Pode-se dizer que ele foi compreendido
verdadeiramente só no momento da demissão?
De certa maneira, sim. Nos oito anos precedentes,
Bento XVI foi um Papa a descobrir, apreciando as suas belíssimas homilias e
estudando a profundidade dos seus textos. Todavia, o seu caráter tímido e
reservado, além de uma certa hostilidade da mídia, não o revelaram
completamente. As pessoas, afinal, se deram conta do seu grande coração depois
de sua renúncia. Um homem humilde, bom, sem nenhuma dureza.
Qual herança deixa à Igreja?
Uma herança imensa que vai desde a correta
interpretação do Concílio às grandes aberturas como a Carta aos cristãos da
China, sobre a qual precisará retornar. Quanto ao problema dos padres pedófilos,
a sua ação foi de grande firmeza. Além do mais, fez todo o possível para
recompor o cisma com os lefebvrianos e teve uma grande atenção ao ecumenismo e
ao diálogo com os hebreus. Além disso, colocou a tônica sobre a esperança e
sobre a alegria de ser cristão e deu impulso à doutrina social da Igreja.

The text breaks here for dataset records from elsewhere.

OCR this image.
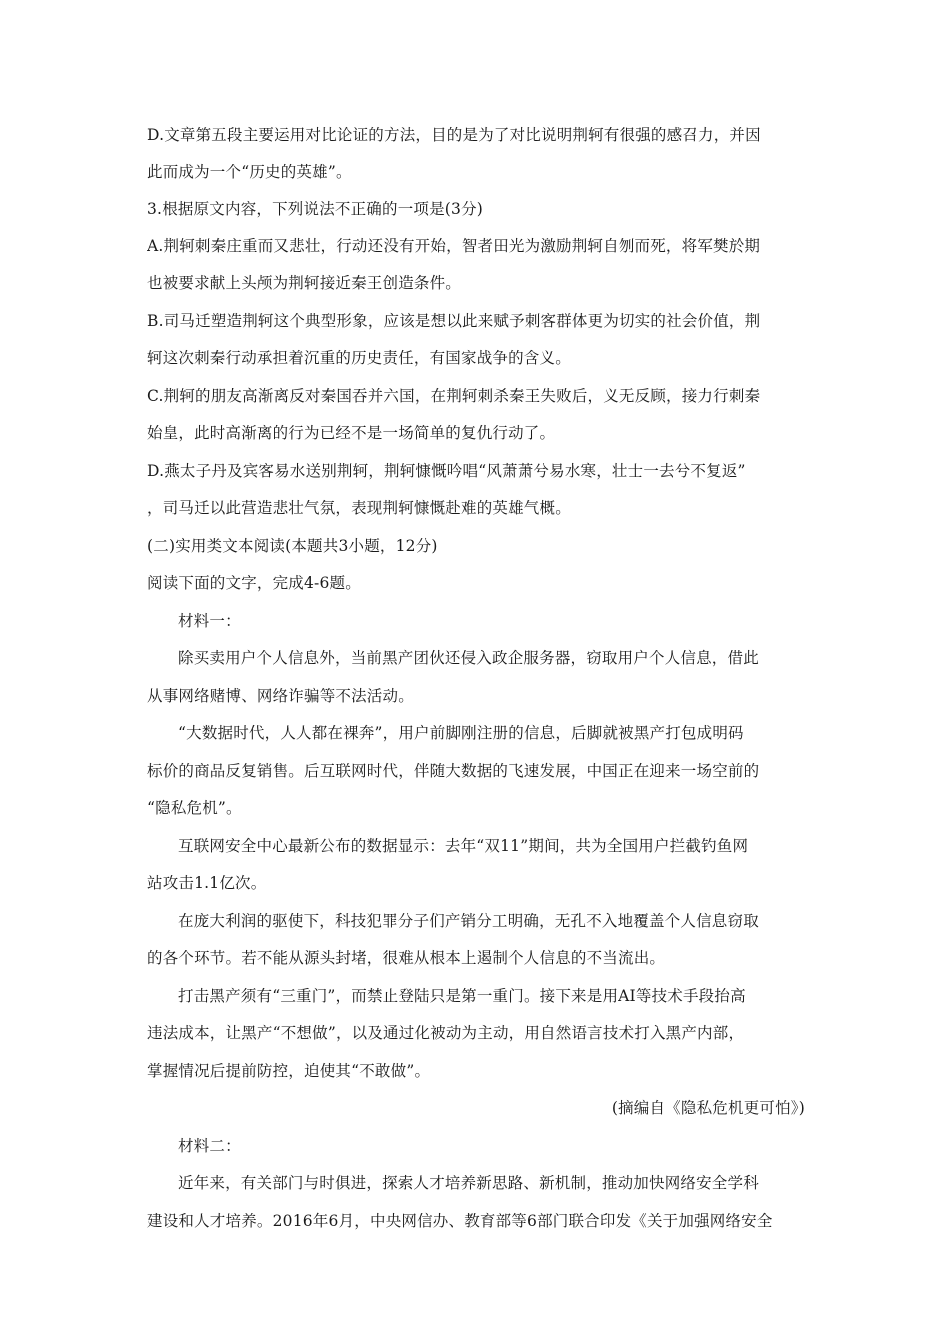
D.文章第五段主要运用对比论证的方法，目的是为了对比说明荆轲有很强的感召力，并因
此而成为一个“历史的英雄”。
3.根据原文内容，下列说法不正确的一项是(3分)
A.荆轲刺秦庄重而又悲壮，行动还没有开始，智者田光为激励荆轲自刎而死，将军樊於期
也被要求献上头颅为荆轲接近秦王创造条件。
B.司马迁塑造荆轲这个典型形象，应该是想以此来赋予刺客群体更为切实的社会价值，荆
轲这次刺秦行动承担着沉重的历史责任，有国家战争的含义。
C.荆轲的朋友高渐离反对秦国吞并六国，在荆轲刺杀秦王失败后，义无反顾，接力行刺秦
始皇，此时高渐离的行为已经不是一场简单的复仇行动了。
D.燕太子丹及宾客易水送别荆轲，荆轲慷慨吟唱“风萧萧兮易水寒，壮士一去兮不复返”
，司马迁以此营造悲壮气氛，表现荆轲慷慨赴难的英雄气概。
(二)实用类文本阅读(本题共3小题，12分)
阅读下面的文字，完成4-6题。
材料一：
除买卖用户个人信息外，当前黑产团伙还侵入政企服务器，窃取用户个人信息，借此
从事网络赌博、网络诈骗等不法活动。
“大数据时代，人人都在裸奔”，用户前脚刚注册的信息，后脚就被黑产打包成明码
标价的商品反复销售。后互联网时代，伴随大数据的飞速发展，中国正在迎来一场空前的
“隐私危机”。
互联网安全中心最新公布的数据显示：去年“双11”期间，共为全国用户拦截钓鱼网
站攻击1.1亿次。
在庞大利润的驱使下，科技犯罪分子们产销分工明确，无孔不入地覆盖个人信息窃取
的各个环节。若不能从源头封堵，很难从根本上遏制个人信息的不当流出。
打击黑产须有“三重门”，而禁止登陆只是第一重门。接下来是用AI等技术手段抬高
违法成本，让黑产“不想做”，以及通过化被动为主动，用自然语言技术打入黑产内部，
掌握情况后提前防控，迫使其“不敢做”。
(摘编自《隐私危机更可怕》)
材料二：
近年来，有关部门与时俱进，探索人才培养新思路、新机制，推动加快网络安全学科
建设和人才培养。2016年6月，中央网信办、教育部等6部门联合印发《关于加强网络安全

E, no entanto, foi um Pontificado
assinalado pelo sofrimento espiritual. Às vezes frustrado pela erupção do "mysterium
iniquitatis", como ele mesmo disse. Por quê?
Com a sua lucidez intelectual, papa Ratzinger
colocou a nu os males da sociedade, a partir da secularização, retomando o
convite de João Paulo II à nova evangelização, sobretudo na Europa.
E isso pode ter incomodado a força do pensamento secular?
Penso que sim, porque a Igreja será sempre um
sinal de contradição. E quanto mais ela se afirma, tanto mais se espera uma
reação das forças contrárias. Mas essas dificuldades não foram o motivo da sua
renúncia. Porque com o seu magistério, Bento XVI sempre enfrentou os desafios
do laicismo. Um magistério que hoje reconhecemos vivo e presente também no
ensinamento de Francisco.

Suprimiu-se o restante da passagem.